Tagging along to yard sales and thrift stores like it was some sort of epic trip to Chanel.

Couldn’t count the number of times the girl had busted into our house with pride in her eyes to show off the latest gadget she’d picked up with her grandma. Half the time, it’d already be obsolete or missing pieces or just plain ugly, but she never cared.

She’d go on about why it’d called out to her. Why it was supposed to have belonged to her all along.

Sentimental to the skinny bone.

Hell, I wouldn’t have put it past her to be carrying a beeper in that huge-ass purse of hers, too.

“You should have been born in the seventies,” Seth teased.

“I know, I was robbed. Think of all the awesome music I missed out on in the eighties.”

He laughed. “Robbed. Vandalized. You really are a target.”

Anger soured on my tongue. Knew he was being cool. Setting her at ease. But her safety wasn’t a damned joke.

“All right, I think that’s all I need for now,” Seth said, ripping out the sheet and flipping the notepad closed. “You know where to get in touch with me if you think of anything else. Sometimes things become clearer after the shock wears off. We lifted a couple of prints, so I’ll let you know what we find, and I’ll send someone over first thing in the morning to get your door fixed.”

Nikki sent him a wobbly smile. “Thank you, Seth. I really do appreciate it.”

“Just doing my job, though, I have to admit, wasn’t a fan of doing it here. You need to be careful, Nikki.”

“I know.”

He hesitated. “Are you sure you’re fine?”

She nodded and pasted on one of those smiles. One of the ones that promised Nikki Walters was just fine.

Having a blast.

Even when the world tossed her shit and problems and trials, she chose to live life large and to its fullest.

“Yeah, I’m totally fine. No need to worry. I knew what I was signing up for when I moved in here.”

Seth shook his head. “All right then, I’m going to get out of your hair. Take care of yourself,” he told her.

He walked toward me and reached out to shake my hand. With the other, he slipped me the sheet he’d ripped out of the notebook.

Unease rumbled in my gut.

I gave him a tight jut of my chin. “See ya, man.”
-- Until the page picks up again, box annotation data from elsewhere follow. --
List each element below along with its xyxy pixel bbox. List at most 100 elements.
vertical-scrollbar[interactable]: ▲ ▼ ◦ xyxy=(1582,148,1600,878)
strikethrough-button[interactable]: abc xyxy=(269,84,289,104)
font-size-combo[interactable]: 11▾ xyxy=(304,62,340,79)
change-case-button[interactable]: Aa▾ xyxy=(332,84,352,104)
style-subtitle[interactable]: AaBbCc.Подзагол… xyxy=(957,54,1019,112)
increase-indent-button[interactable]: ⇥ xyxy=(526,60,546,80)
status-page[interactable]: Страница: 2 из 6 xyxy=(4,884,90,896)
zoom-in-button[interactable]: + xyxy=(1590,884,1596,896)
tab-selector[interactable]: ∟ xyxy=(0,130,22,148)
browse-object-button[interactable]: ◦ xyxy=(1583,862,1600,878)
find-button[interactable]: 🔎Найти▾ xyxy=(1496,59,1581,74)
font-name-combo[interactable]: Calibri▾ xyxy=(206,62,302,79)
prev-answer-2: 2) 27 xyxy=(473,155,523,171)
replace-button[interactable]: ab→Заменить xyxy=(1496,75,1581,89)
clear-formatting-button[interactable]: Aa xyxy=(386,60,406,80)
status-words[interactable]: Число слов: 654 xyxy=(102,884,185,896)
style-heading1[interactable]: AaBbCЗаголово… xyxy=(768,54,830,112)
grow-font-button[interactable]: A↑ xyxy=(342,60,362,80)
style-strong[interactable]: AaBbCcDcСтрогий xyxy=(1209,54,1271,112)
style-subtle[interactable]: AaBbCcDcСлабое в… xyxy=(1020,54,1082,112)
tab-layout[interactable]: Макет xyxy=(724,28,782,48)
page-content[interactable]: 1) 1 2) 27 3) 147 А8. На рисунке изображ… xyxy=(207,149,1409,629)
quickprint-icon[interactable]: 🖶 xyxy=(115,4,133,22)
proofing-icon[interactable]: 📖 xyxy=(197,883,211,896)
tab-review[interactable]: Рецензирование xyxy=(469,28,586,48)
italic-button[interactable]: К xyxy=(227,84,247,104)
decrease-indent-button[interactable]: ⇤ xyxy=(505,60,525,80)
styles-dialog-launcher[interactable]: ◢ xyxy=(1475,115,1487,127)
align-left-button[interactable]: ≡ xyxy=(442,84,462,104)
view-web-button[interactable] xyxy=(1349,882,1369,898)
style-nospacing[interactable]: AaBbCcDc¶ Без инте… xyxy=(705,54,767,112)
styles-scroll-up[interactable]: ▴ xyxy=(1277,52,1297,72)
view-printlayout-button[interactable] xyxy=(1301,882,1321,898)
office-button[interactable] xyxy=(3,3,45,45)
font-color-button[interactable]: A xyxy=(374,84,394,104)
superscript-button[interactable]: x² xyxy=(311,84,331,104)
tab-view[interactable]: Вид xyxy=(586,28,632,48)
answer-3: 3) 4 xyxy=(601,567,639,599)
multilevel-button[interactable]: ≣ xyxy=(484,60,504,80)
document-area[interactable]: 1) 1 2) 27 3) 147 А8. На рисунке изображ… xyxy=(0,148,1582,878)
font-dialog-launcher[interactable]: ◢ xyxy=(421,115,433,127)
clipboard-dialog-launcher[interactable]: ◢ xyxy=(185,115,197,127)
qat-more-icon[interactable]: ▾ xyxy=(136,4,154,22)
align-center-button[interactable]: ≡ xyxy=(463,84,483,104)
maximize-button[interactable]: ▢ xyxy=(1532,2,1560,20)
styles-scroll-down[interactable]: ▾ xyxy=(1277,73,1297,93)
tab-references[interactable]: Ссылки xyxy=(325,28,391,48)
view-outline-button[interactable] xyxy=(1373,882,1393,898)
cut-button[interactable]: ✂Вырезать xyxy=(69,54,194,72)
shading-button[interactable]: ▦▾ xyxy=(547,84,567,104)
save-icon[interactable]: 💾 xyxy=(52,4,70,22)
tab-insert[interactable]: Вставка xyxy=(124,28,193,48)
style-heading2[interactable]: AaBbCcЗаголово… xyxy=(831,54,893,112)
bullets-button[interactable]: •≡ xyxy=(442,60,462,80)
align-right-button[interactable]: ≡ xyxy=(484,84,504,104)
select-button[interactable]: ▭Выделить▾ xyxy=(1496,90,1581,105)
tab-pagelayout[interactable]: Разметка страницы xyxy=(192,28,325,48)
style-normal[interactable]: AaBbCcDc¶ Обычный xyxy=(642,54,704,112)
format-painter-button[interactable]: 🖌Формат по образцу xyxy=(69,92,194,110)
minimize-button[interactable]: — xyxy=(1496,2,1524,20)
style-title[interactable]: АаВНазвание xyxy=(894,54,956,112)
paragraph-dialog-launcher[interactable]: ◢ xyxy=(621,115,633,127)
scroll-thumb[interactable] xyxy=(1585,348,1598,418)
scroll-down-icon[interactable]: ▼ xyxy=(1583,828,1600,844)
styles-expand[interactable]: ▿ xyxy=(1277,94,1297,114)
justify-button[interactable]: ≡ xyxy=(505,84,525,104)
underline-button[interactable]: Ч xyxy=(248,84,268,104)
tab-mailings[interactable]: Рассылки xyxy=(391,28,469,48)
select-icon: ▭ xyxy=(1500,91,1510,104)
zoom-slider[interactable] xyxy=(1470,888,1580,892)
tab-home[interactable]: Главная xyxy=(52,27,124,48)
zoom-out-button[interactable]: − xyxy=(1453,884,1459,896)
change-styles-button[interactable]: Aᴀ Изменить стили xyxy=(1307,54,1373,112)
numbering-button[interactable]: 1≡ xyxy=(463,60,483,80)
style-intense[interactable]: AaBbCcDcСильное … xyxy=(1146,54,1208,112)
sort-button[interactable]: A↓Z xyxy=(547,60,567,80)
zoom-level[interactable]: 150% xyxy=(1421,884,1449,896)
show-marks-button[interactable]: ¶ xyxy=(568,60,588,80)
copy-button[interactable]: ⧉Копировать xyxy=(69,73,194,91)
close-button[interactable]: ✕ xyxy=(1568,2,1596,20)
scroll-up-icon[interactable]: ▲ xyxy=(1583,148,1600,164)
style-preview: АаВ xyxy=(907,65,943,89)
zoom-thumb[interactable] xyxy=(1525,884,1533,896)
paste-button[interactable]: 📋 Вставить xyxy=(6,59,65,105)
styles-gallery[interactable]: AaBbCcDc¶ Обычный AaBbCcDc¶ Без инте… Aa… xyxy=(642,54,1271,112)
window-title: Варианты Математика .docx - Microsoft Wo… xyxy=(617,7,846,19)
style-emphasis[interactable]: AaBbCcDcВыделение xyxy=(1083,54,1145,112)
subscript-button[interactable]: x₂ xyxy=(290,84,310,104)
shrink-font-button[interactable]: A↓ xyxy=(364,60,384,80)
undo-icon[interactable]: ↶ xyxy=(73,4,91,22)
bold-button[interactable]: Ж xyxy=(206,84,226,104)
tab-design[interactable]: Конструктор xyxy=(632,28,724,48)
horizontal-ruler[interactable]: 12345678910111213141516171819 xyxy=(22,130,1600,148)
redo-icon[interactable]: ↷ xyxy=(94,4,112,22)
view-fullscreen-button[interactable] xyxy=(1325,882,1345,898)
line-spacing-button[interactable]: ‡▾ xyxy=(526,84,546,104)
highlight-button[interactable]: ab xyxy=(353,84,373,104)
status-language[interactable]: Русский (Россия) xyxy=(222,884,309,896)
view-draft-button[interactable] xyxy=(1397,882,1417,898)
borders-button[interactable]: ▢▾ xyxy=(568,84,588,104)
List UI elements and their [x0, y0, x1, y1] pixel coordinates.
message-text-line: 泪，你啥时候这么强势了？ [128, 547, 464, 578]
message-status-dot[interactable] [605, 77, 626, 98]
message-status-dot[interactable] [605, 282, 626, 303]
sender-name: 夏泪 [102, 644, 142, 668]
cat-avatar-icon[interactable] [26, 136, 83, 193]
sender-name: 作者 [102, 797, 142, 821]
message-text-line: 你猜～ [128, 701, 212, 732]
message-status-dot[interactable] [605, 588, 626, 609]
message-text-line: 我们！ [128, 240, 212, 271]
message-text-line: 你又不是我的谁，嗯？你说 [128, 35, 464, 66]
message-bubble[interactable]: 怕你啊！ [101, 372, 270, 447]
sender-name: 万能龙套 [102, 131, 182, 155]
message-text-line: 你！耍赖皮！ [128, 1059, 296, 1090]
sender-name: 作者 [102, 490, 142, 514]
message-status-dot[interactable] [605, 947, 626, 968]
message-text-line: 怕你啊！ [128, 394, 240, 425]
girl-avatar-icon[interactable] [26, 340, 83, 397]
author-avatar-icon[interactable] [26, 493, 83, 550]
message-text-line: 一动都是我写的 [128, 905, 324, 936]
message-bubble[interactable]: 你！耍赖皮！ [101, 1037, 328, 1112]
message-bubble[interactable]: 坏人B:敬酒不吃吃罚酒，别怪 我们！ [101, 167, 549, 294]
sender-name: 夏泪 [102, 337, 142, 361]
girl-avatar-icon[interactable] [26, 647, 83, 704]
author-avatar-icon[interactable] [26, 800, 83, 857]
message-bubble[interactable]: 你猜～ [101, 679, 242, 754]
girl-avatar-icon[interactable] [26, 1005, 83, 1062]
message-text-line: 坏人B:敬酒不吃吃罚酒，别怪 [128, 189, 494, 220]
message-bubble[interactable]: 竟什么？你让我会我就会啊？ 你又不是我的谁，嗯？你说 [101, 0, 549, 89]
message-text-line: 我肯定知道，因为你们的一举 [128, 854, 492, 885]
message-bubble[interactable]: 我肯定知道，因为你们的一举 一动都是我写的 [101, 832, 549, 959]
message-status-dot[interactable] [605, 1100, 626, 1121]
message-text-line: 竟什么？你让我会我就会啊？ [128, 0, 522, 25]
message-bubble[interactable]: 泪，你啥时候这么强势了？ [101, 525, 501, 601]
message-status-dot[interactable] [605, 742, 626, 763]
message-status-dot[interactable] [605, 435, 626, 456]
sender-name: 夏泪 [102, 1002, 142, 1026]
“Yup,” he said before he and his partner slipped out.

Nikki followed them and did her best to wedge the door shut.

While her back was to me, I peeked at the note.

None of this sits right. Call me.





Nikki grunted, trying to get it shut but the wood was too mangled and disfigured.

What if she’d been there? Alone?

What would have happened then?

What had the intruder’s intention been in the first place?

Fear tumbled through me like a slow, excruciating burn.

Lava that sprouted from my soul.

Singeing my insides.

It was doubled by a bolt of that rage. A stake through my spirit.

It landed right in the midst of the rest of that bubbling fury, leaving me to barely hang on.

Sometimes I looked in the mirror and was terrified of myself, having no clue who I was gonna be when it happened.

When it all came to a head.

Where she stood facing away from me, I watched a tremble roll through her body. The girl refused to let on that she was shaken up by the incident.